Drone footage reveals the secret social lives of killer whales

Video: https://www.dropbox.com/s/q7xtqc2qwcqkfn8/VRP40533.mp4?dl=0

This stunning aerial footage of a pod of killer whales has helped researchers uncover the secret social lives led by these stunning predators during which they pick and choose friends and become less sociable as they grow old.

A study by the University of Exeter and the Center for Whale Research (CWR) has found that killer whales (Orcinus orca) form complex social structures in their pods.

Doctor Michael Weiss, lead author of the paper, said: ‘Until now, research on killer whale social networks has relied on seeing the whales when they surface, and recording which whales are together.’
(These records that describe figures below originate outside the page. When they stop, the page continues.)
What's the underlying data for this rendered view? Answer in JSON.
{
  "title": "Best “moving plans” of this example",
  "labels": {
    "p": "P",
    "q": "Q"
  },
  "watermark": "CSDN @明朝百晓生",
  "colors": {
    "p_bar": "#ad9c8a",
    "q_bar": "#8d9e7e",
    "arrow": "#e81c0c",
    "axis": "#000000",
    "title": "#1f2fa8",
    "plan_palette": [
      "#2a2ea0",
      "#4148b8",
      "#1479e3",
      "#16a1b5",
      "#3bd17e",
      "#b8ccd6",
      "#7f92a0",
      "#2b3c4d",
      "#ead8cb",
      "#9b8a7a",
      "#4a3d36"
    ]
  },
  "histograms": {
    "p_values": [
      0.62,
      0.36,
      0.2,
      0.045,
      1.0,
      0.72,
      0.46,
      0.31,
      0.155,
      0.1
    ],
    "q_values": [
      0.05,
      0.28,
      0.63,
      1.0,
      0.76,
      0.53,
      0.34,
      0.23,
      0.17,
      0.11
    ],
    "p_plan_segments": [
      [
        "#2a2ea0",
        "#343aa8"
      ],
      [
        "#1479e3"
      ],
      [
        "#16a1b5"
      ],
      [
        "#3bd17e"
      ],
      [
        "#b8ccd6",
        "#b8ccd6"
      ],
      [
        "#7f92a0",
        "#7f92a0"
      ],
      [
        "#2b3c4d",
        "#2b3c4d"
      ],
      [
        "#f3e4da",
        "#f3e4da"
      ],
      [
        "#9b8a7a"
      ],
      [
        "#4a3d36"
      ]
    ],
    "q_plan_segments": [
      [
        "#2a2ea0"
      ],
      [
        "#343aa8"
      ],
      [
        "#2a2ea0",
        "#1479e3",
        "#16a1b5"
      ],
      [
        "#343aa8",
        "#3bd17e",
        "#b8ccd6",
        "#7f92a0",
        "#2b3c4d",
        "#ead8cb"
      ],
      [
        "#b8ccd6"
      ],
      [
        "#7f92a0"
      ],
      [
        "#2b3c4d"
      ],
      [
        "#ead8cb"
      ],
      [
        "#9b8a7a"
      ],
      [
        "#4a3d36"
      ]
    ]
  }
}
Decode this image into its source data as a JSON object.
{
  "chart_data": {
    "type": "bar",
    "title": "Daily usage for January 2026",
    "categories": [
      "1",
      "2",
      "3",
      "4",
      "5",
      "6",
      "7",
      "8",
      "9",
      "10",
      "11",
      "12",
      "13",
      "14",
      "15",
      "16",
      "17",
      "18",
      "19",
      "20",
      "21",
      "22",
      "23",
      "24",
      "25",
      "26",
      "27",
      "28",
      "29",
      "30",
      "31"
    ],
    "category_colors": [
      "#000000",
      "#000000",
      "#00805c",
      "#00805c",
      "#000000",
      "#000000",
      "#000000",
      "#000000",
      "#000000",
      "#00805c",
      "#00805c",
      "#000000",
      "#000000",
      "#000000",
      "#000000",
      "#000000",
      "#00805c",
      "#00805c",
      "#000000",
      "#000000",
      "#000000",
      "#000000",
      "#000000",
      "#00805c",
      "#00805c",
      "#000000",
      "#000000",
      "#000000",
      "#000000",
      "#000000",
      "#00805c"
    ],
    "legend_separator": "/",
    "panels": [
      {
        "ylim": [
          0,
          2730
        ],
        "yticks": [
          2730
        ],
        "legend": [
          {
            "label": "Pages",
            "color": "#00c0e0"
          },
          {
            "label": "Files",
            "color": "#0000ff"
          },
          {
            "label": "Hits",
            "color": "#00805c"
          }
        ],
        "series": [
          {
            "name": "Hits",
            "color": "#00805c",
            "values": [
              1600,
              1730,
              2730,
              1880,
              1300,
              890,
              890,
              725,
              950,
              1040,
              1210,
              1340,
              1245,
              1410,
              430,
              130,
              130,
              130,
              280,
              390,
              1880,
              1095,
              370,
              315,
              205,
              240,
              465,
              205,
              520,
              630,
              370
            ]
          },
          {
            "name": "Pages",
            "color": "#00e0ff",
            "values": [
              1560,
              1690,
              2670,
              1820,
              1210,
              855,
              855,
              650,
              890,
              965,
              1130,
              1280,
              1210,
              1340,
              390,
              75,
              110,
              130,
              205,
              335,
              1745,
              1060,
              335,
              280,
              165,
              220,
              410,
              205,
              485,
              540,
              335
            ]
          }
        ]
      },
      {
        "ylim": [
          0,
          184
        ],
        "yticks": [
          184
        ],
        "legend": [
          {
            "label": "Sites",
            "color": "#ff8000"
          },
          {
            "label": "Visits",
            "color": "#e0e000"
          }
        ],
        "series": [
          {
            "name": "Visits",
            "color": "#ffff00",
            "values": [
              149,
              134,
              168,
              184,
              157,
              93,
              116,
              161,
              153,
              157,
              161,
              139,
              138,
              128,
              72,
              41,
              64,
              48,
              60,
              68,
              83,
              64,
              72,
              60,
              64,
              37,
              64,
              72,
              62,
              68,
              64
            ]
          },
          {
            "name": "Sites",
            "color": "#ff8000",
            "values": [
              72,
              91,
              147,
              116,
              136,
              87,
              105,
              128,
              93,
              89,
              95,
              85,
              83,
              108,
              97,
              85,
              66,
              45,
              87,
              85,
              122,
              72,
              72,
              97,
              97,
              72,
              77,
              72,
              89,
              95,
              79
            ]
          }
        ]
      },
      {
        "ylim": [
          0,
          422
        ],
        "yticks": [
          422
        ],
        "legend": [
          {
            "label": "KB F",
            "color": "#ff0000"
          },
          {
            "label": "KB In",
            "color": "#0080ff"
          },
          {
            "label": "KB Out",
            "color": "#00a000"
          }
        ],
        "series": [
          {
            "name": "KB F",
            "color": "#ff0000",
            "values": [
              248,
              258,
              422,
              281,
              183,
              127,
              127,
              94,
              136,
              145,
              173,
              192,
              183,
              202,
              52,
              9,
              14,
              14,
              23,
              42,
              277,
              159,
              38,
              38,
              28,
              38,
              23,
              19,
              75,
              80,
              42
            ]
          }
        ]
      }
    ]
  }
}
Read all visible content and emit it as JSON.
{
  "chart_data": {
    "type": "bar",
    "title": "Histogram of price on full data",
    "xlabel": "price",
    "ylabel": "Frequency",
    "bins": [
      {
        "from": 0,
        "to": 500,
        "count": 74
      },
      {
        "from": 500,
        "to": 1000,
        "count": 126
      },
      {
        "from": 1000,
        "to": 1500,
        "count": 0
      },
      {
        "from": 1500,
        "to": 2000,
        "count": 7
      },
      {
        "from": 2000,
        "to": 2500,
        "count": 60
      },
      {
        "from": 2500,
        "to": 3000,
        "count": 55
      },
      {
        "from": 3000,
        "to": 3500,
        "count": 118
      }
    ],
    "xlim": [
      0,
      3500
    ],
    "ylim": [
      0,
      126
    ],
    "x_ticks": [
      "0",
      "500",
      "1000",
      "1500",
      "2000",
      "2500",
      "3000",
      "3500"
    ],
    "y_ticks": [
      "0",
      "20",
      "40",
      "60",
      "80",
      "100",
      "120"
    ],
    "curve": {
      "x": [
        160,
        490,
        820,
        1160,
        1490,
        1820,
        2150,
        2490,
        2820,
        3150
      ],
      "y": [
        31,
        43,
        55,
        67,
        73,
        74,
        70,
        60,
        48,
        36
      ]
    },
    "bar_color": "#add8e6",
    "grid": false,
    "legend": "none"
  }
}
Using the drone footage the team were able to get a better insight into the lives of the orca pod.

Weiss explained: ‘Looking down into the water from a drone allowed us to see details such as contact between individual whales.

‘Our findings show that, even within these tight-knit groups, whales prefer to interact with specific individuals.’

He summarised this behaviour by comparing it to children at a birthday party saying: ‘When your mum takes you to a party as a kid – you didn’t choose the party, but you can still choose who to hang out with once you’re there.’

Much like human’s the orcas will spend more time with the members of their pod that they prefer.

The factors driving this decision are not yet entirely clear, however, the study found that the whales tend to favour spending time with pod members of the same sex and similar age.

Professor Darren Croft, from Exeter’s Centre for Research in Animal Behaviour, said: ‘We were amazed to see how much contact there is between whales – how tactile they are.’

‘In many species, including humans, physical contact tends to be a soothing, stress-relieving activity that reinforces social connections’

‘We found fascinating parallels between the behaviour of whales and other mammals, and we are excited about the next stages of this research.’

The study was published in the Proceedings of the Royal Society B journal titled: ‘Age and sex influence social interactions, but not associations, within a killer whale pod.’